Mirex was fed at levels of 1, 5, 15, and 30 ppm to mice, 5 and 30 ppm to rats, while monkeys received the chemical by stomach tube at levels of 0.25 and 1 mg/kg (equal to 5 and 20 ppm). Mice were killed and their livers obtained at 2, 4, 6, 9, 10, 15 and 18 months, whereas rats were killed and surgical biopsies were taken at 16, 19, 26, and 36 months. Cytochemical techniques were employed to detect activities of lysosomal beta-glycerol phosphatase (ACpase) and glucose 6-phosphatase (G-6-pase). ACpase and G-6-pase remained unchanged and comparable to controls in livers of mice receiving 1 ppm. G-6-pase decreased in centrilobular areas while ACpase increased with time in the higher groups. At 12 months, liver cells that lost their G-6-pase activity surrounded by Kupffer cells that contained strong ACpase. In contrast, rat livers had no increase in ACpase and little loss in G-6-pase.

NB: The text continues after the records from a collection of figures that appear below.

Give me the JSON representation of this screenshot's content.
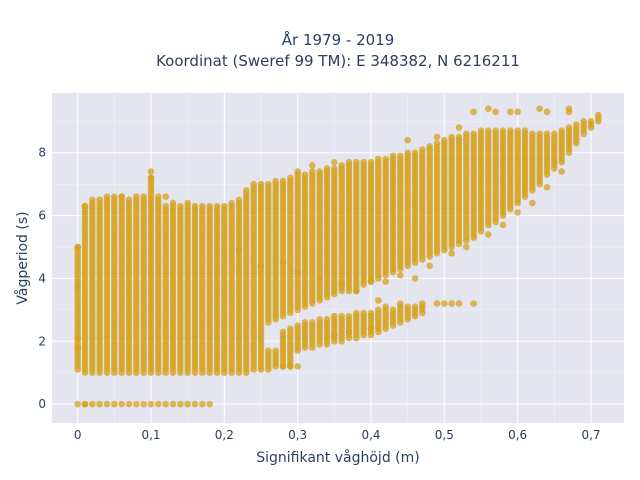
{
  "chart_data": {
    "type": "scatter",
    "title_line1": "År 1979 - 2019",
    "title_line2": "Koordinat (Sweref 99 TM): E 348382, N 6216211",
    "xlabel": "Signifikant våghöjd (m)",
    "ylabel": "Vågperiod (s)",
    "xlim": [
      -0.035,
      0.745
    ],
    "ylim": [
      -0.6,
      9.9
    ],
    "x_ticks": [
      0,
      0.1,
      0.2,
      0.3,
      0.4,
      0.5,
      0.6,
      0.7
    ],
    "x_tick_labels": [
      "0",
      "0,1",
      "0,2",
      "0,3",
      "0,4",
      "0,5",
      "0,6",
      "0,7"
    ],
    "y_ticks": [
      0,
      2,
      4,
      6,
      8
    ],
    "y_tick_labels": [
      "0",
      "2",
      "4",
      "6",
      "8"
    ],
    "grid": true,
    "colors": {
      "marker": "#d4a11e",
      "plot_bg": "#e5e5f0",
      "grid": "#ffffff",
      "text": "#2a3f5f"
    },
    "marker_opacity": 0.75,
    "columns": [
      {
        "x": 0.0,
        "segments": [
          [
            0,
            0
          ],
          [
            1.2,
            5.0
          ]
        ]
      },
      {
        "x": 0.01,
        "segments": [
          [
            0,
            0
          ],
          [
            1.0,
            6.3
          ]
        ]
      },
      {
        "x": 0.02,
        "segments": [
          [
            0,
            0
          ],
          [
            1.0,
            6.5
          ]
        ]
      },
      {
        "x": 0.03,
        "segments": [
          [
            0,
            0
          ],
          [
            1.0,
            6.5
          ]
        ]
      },
      {
        "x": 0.04,
        "segments": [
          [
            0,
            0
          ],
          [
            1.0,
            6.6
          ]
        ]
      },
      {
        "x": 0.05,
        "segments": [
          [
            0,
            0
          ],
          [
            1.0,
            6.6
          ]
        ]
      },
      {
        "x": 0.06,
        "segments": [
          [
            0,
            0
          ],
          [
            1.0,
            6.6
          ]
        ]
      },
      {
        "x": 0.07,
        "segments": [
          [
            0,
            0
          ],
          [
            1.0,
            6.5
          ]
        ]
      },
      {
        "x": 0.08,
        "segments": [
          [
            0,
            0
          ],
          [
            1.0,
            6.5
          ]
        ]
      },
      {
        "x": 0.09,
        "segments": [
          [
            0,
            0
          ],
          [
            1.0,
            6.6
          ]
        ]
      },
      {
        "x": 0.1,
        "segments": [
          [
            0,
            0
          ],
          [
            1.0,
            7.2
          ]
        ]
      },
      {
        "x": 0.11,
        "segments": [
          [
            0,
            0
          ],
          [
            1.0,
            6.6
          ]
        ]
      },
      {
        "x": 0.12,
        "segments": [
          [
            0,
            0
          ],
          [
            1.0,
            6.3
          ]
        ]
      },
      {
        "x": 0.13,
        "segments": [
          [
            0,
            0
          ],
          [
            1.0,
            6.4
          ]
        ]
      },
      {
        "x": 0.14,
        "segments": [
          [
            0,
            0
          ],
          [
            1.0,
            6.3
          ]
        ]
      },
      {
        "x": 0.15,
        "segments": [
          [
            0,
            0
          ],
          [
            1.0,
            6.4
          ]
        ]
      },
      {
        "x": 0.16,
        "segments": [
          [
            0,
            0
          ],
          [
            1.0,
            6.3
          ]
        ]
      },
      {
        "x": 0.17,
        "segments": [
          [
            0,
            0
          ],
          [
            1.0,
            6.3
          ]
        ]
      },
      {
        "x": 0.18,
        "segments": [
          [
            0,
            0
          ],
          [
            1.0,
            6.3
          ]
        ]
      },
      {
        "x": 0.19,
        "segments": [
          [
            1.0,
            6.3
          ]
        ]
      },
      {
        "x": 0.2,
        "segments": [
          [
            1.0,
            6.3
          ]
        ]
      },
      {
        "x": 0.21,
        "segments": [
          [
            1.0,
            6.4
          ]
        ]
      },
      {
        "x": 0.22,
        "segments": [
          [
            1.0,
            6.5
          ]
        ]
      },
      {
        "x": 0.23,
        "segments": [
          [
            1.0,
            6.7
          ]
        ]
      },
      {
        "x": 0.24,
        "segments": [
          [
            1.1,
            6.9
          ]
        ]
      },
      {
        "x": 0.25,
        "segments": [
          [
            1.1,
            7.0
          ]
        ]
      },
      {
        "x": 0.26,
        "segments": [
          [
            1.1,
            1.7
          ],
          [
            2.6,
            7.0
          ]
        ]
      },
      {
        "x": 0.27,
        "segments": [
          [
            1.2,
            1.7
          ],
          [
            2.7,
            7.1
          ]
        ]
      },
      {
        "x": 0.28,
        "segments": [
          [
            1.2,
            2.3
          ],
          [
            2.8,
            7.1
          ]
        ]
      },
      {
        "x": 0.29,
        "segments": [
          [
            1.2,
            2.4
          ],
          [
            2.9,
            7.2
          ]
        ]
      },
      {
        "x": 0.3,
        "segments": [
          [
            1.7,
            2.5
          ],
          [
            3.0,
            7.3
          ]
        ]
      },
      {
        "x": 0.31,
        "segments": [
          [
            1.8,
            2.6
          ],
          [
            3.1,
            7.3
          ]
        ]
      },
      {
        "x": 0.32,
        "segments": [
          [
            1.8,
            2.6
          ],
          [
            3.2,
            7.4
          ]
        ]
      },
      {
        "x": 0.33,
        "segments": [
          [
            1.9,
            2.7
          ],
          [
            3.3,
            7.4
          ]
        ]
      },
      {
        "x": 0.34,
        "segments": [
          [
            1.9,
            2.7
          ],
          [
            3.4,
            7.5
          ]
        ]
      },
      {
        "x": 0.35,
        "segments": [
          [
            2.0,
            2.8
          ],
          [
            3.5,
            7.5
          ]
        ]
      },
      {
        "x": 0.36,
        "segments": [
          [
            2.0,
            2.8
          ],
          [
            3.6,
            7.6
          ]
        ]
      },
      {
        "x": 0.37,
        "segments": [
          [
            2.1,
            2.8
          ],
          [
            3.6,
            7.6
          ]
        ]
      },
      {
        "x": 0.38,
        "segments": [
          [
            2.1,
            2.9
          ],
          [
            3.7,
            7.7
          ]
        ]
      },
      {
        "x": 0.39,
        "segments": [
          [
            2.2,
            2.9
          ],
          [
            3.8,
            7.7
          ]
        ]
      },
      {
        "x": 0.4,
        "segments": [
          [
            2.2,
            2.9
          ],
          [
            3.9,
            7.7
          ]
        ]
      },
      {
        "x": 0.41,
        "segments": [
          [
            2.3,
            3.0
          ],
          [
            4.0,
            7.8
          ]
        ]
      },
      {
        "x": 0.42,
        "segments": [
          [
            2.4,
            3.0
          ],
          [
            4.1,
            7.8
          ]
        ]
      },
      {
        "x": 0.43,
        "segments": [
          [
            2.5,
            3.0
          ],
          [
            4.2,
            7.9
          ]
        ]
      },
      {
        "x": 0.44,
        "segments": [
          [
            2.6,
            3.1
          ],
          [
            4.3,
            7.9
          ]
        ]
      },
      {
        "x": 0.45,
        "segments": [
          [
            2.7,
            3.1
          ],
          [
            4.4,
            8.0
          ]
        ]
      },
      {
        "x": 0.46,
        "segments": [
          [
            2.8,
            3.1
          ],
          [
            4.5,
            8.0
          ]
        ]
      },
      {
        "x": 0.47,
        "segments": [
          [
            2.9,
            3.2
          ],
          [
            4.6,
            8.1
          ]
        ]
      },
      {
        "x": 0.48,
        "segments": [
          [
            4.7,
            8.2
          ]
        ]
      },
      {
        "x": 0.49,
        "segments": [
          [
            4.8,
            8.3
          ]
        ]
      },
      {
        "x": 0.5,
        "segments": [
          [
            4.9,
            8.4
          ]
        ]
      },
      {
        "x": 0.51,
        "segments": [
          [
            5.0,
            8.5
          ]
        ]
      },
      {
        "x": 0.52,
        "segments": [
          [
            5.1,
            8.5
          ]
        ]
      },
      {
        "x": 0.53,
        "segments": [
          [
            5.2,
            8.6
          ]
        ]
      },
      {
        "x": 0.54,
        "segments": [
          [
            5.3,
            8.6
          ]
        ]
      },
      {
        "x": 0.55,
        "segments": [
          [
            5.5,
            8.7
          ]
        ]
      },
      {
        "x": 0.56,
        "segments": [
          [
            5.7,
            8.7
          ]
        ]
      },
      {
        "x": 0.57,
        "segments": [
          [
            5.8,
            8.7
          ]
        ]
      },
      {
        "x": 0.58,
        "segments": [
          [
            6.0,
            8.7
          ]
        ]
      },
      {
        "x": 0.59,
        "segments": [
          [
            6.2,
            8.7
          ]
        ]
      },
      {
        "x": 0.6,
        "segments": [
          [
            6.4,
            8.7
          ]
        ]
      },
      {
        "x": 0.61,
        "segments": [
          [
            6.6,
            8.7
          ]
        ]
      },
      {
        "x": 0.62,
        "segments": [
          [
            6.8,
            8.6
          ]
        ]
      },
      {
        "x": 0.63,
        "segments": [
          [
            7.0,
            8.6
          ]
        ]
      },
      {
        "x": 0.64,
        "segments": [
          [
            7.3,
            8.6
          ]
        ]
      },
      {
        "x": 0.65,
        "segments": [
          [
            7.5,
            8.6
          ]
        ]
      },
      {
        "x": 0.66,
        "segments": [
          [
            7.7,
            8.7
          ]
        ]
      },
      {
        "x": 0.67,
        "segments": [
          [
            8.0,
            8.8
          ]
        ]
      },
      {
        "x": 0.68,
        "segments": [
          [
            8.3,
            8.9
          ]
        ]
      },
      {
        "x": 0.69,
        "segments": [
          [
            8.6,
            9.0
          ]
        ]
      },
      {
        "x": 0.7,
        "segments": [
          [
            8.8,
            9.0
          ]
        ]
      },
      {
        "x": 0.71,
        "segments": [
          [
            9.0,
            9.2
          ]
        ]
      }
    ],
    "scattered_points": [
      [
        0.0,
        2.1
      ],
      [
        0.0,
        1.8
      ],
      [
        0.0,
        1.1
      ],
      [
        0.0,
        3.7
      ],
      [
        0.0,
        5.0
      ],
      [
        0.01,
        6.3
      ],
      [
        0.01,
        0.0
      ],
      [
        0.1,
        7.4
      ],
      [
        0.1,
        7.2
      ],
      [
        0.12,
        6.6
      ],
      [
        0.08,
        6.6
      ],
      [
        0.06,
        6.6
      ],
      [
        0.23,
        6.8
      ],
      [
        0.24,
        7.0
      ],
      [
        0.3,
        7.4
      ],
      [
        0.32,
        7.6
      ],
      [
        0.35,
        7.7
      ],
      [
        0.37,
        7.7
      ],
      [
        0.3,
        1.2
      ],
      [
        0.28,
        1.2
      ],
      [
        0.29,
        1.2
      ],
      [
        0.22,
        4.9
      ],
      [
        0.25,
        4.4
      ],
      [
        0.28,
        4.5
      ],
      [
        0.3,
        4.2
      ],
      [
        0.33,
        4.0
      ],
      [
        0.36,
        3.8
      ],
      [
        0.38,
        3.6
      ],
      [
        0.4,
        3.9
      ],
      [
        0.42,
        3.9
      ],
      [
        0.44,
        4.1
      ],
      [
        0.46,
        4.0
      ],
      [
        0.48,
        4.4
      ],
      [
        0.51,
        4.8
      ],
      [
        0.53,
        5.0
      ],
      [
        0.56,
        5.4
      ],
      [
        0.58,
        5.7
      ],
      [
        0.6,
        6.1
      ],
      [
        0.62,
        6.4
      ],
      [
        0.64,
        6.9
      ],
      [
        0.66,
        7.4
      ],
      [
        0.45,
        8.4
      ],
      [
        0.49,
        8.5
      ],
      [
        0.52,
        8.8
      ],
      [
        0.54,
        9.3
      ],
      [
        0.56,
        9.4
      ],
      [
        0.57,
        9.3
      ],
      [
        0.59,
        9.3
      ],
      [
        0.6,
        9.3
      ],
      [
        0.63,
        9.4
      ],
      [
        0.64,
        9.3
      ],
      [
        0.67,
        9.3
      ],
      [
        0.67,
        9.4
      ],
      [
        0.49,
        3.2
      ],
      [
        0.5,
        3.2
      ],
      [
        0.51,
        3.2
      ],
      [
        0.52,
        3.2
      ],
      [
        0.54,
        3.2
      ],
      [
        0.42,
        3.1
      ],
      [
        0.44,
        3.2
      ],
      [
        0.38,
        3.6
      ],
      [
        0.41,
        3.3
      ],
      [
        0.35,
        2.2
      ],
      [
        0.37,
        2.3
      ],
      [
        0.4,
        2.4
      ]
    ]
  }
}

Surprisingly, and in spite of the high levels of mirex ingested, monkey livers showed no loss of G-6-pase or activation of ACpase. Ultrastructurally, the underlying feature in all livers was proliferation of smooth endoplasmic reticulum (SER) displaying species variation. Thus, in mice, intense proliferation of SER that was both time- and dose-dependent was localized in specific regions of the cytosol. Hepatic cells, damaged and necrotic in mice fed 5, 15, and 30 ppm, were phagocytosed by activated Kupffer cells. SER proliferation in rat and monkey liver cells was less conspicuous than in mice. Except for this change, rat and monkey liver cells were normal. There studies emphasize species and enzyme variations in response to mirex. An interesting aspect observed was the lack of lysosomal catabolism during liver enlargement.